Ты так и сказал ей? спрашиваю я, насыпая сахар в кофе. Два пакетика. Может, и вафли посыпать, пока он не смотрит? С сахарной пудрой, конечно, не сравнится. Если бы он перестал разглагольствовать о своих горестях, я бы попросила сахарную пудру. Мне небезразлична его судьба, но портить свой день из-за этого нет, спасибо.
Я сказал это ему, лично, говорит он, потягивая шею, поднимая плечи, будто разминается перед очередной дракой, гордый, как павлин. Он пронзает воздух указательным пальцем и говорит: Ты, сказал я ему, если ты чертов педофил, тебе конец.
И он дал тебе в глаз?
Я никак этого не ожидал, чтоб меня побили на крестинах. Как гром среди ясного неба. Треклятый гопник. А потом все сестры набросились на меня. Не лезь к нему, раскудахтались как наседки. Это мне нужен судебный запрет, чтобы он держался от меня подальше.

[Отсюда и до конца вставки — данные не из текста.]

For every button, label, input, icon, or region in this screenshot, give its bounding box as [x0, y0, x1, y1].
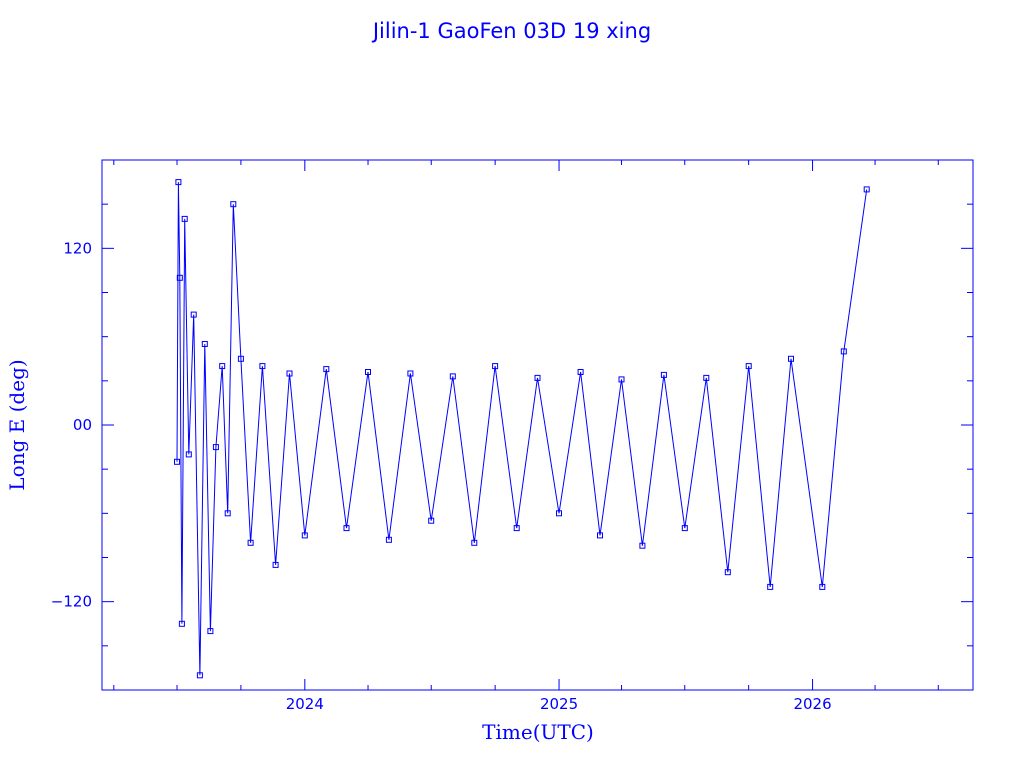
data-point	[471, 539, 478, 546]
data-point	[597, 532, 603, 539]
y-tick-label: 00	[73, 416, 92, 434]
data-point	[201, 341, 208, 347]
data-point	[513, 525, 520, 532]
data-point	[185, 451, 192, 458]
data-point	[639, 542, 646, 549]
x-axis-label: Time(UTC)	[482, 720, 594, 744]
axis-tick-labels: 2024 2025 2026 120 00 −120	[51, 239, 832, 713]
y-tick-label: −120	[51, 593, 92, 611]
data-point	[745, 363, 752, 370]
data-point	[788, 355, 794, 362]
data-point	[577, 369, 584, 375]
data-point	[174, 458, 180, 465]
data-point	[224, 510, 231, 517]
data-point	[272, 561, 279, 568]
data-point	[323, 366, 330, 373]
data-point	[385, 536, 392, 543]
x-tick-label: 2024	[286, 695, 324, 713]
chart-title: Jilin-1 GaoFen 03D 19 xing	[371, 19, 651, 43]
data-point	[230, 201, 237, 208]
x-tick-label: 2025	[540, 695, 578, 713]
data-point	[207, 628, 214, 635]
y-tick-label: 120	[63, 239, 92, 257]
data-point	[681, 525, 688, 532]
series-markers	[174, 179, 870, 679]
data-point	[365, 369, 371, 375]
data-point	[407, 370, 414, 377]
data-point	[428, 517, 435, 524]
data-point	[175, 179, 182, 186]
data-point	[863, 186, 870, 193]
data-point	[219, 363, 226, 370]
data-point	[556, 510, 562, 517]
data-point	[190, 311, 197, 318]
data-point	[840, 348, 847, 355]
data-point	[247, 539, 254, 546]
series-line	[176, 182, 868, 676]
data-point	[301, 532, 308, 539]
data-point	[259, 363, 266, 370]
data-point	[724, 569, 731, 576]
data-point	[703, 374, 710, 381]
data-point	[660, 371, 667, 378]
data-point	[819, 583, 826, 590]
x-tick-label: 2026	[793, 695, 831, 713]
data-point	[178, 620, 185, 627]
axis-ticks	[102, 160, 973, 690]
data-point	[237, 355, 244, 362]
data-point	[176, 274, 183, 281]
data-point	[492, 363, 499, 370]
data-point	[181, 215, 188, 222]
data-point	[196, 672, 203, 679]
data-point	[343, 525, 350, 532]
data-point	[449, 373, 456, 380]
data-point	[286, 370, 293, 377]
data-point	[767, 583, 774, 590]
data-point	[212, 444, 219, 451]
series-lines	[176, 182, 868, 676]
data-point	[534, 374, 541, 381]
y-axis-label: Long E (deg)	[5, 359, 29, 490]
data-point	[618, 376, 625, 383]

Вряд ли это разумный шаг, напоминаю я ему, если он живет в одном доме с Арианой. Ты же хочешь с ней видеться.
Ну да Он бросает кухонное полотенце на плечо, выходит из-за прилавка, достает сигарету из фартука и идет к двери.
Мне очень жаль, Спеннер, я знаю, как ты старался, говорю я, глядя, как он затягивается, еще больше прикрыв правый глаз, чтобы дым не попал. Может, тебе обратиться к юристу, Спеннер? говорю я. У тебя же есть права.
Какой смысл платить тупому юристу, говорит Спеннер, выпрямляясь, если я вполне способен разобраться с этим сам.
Свистун, сидя на своей картонке, завернутый в вонючее одеяло, отворачивается, хитро улыбаясь. Может, он и опустился дальше некуда, но соображает он неплохо. Свистун бросается за непотушенной сигаретой, которую Спеннер швыряет на тротуар. Он оставил больше, чем обычно. И не бросил далеко, как обычно. Добряк он все-таки.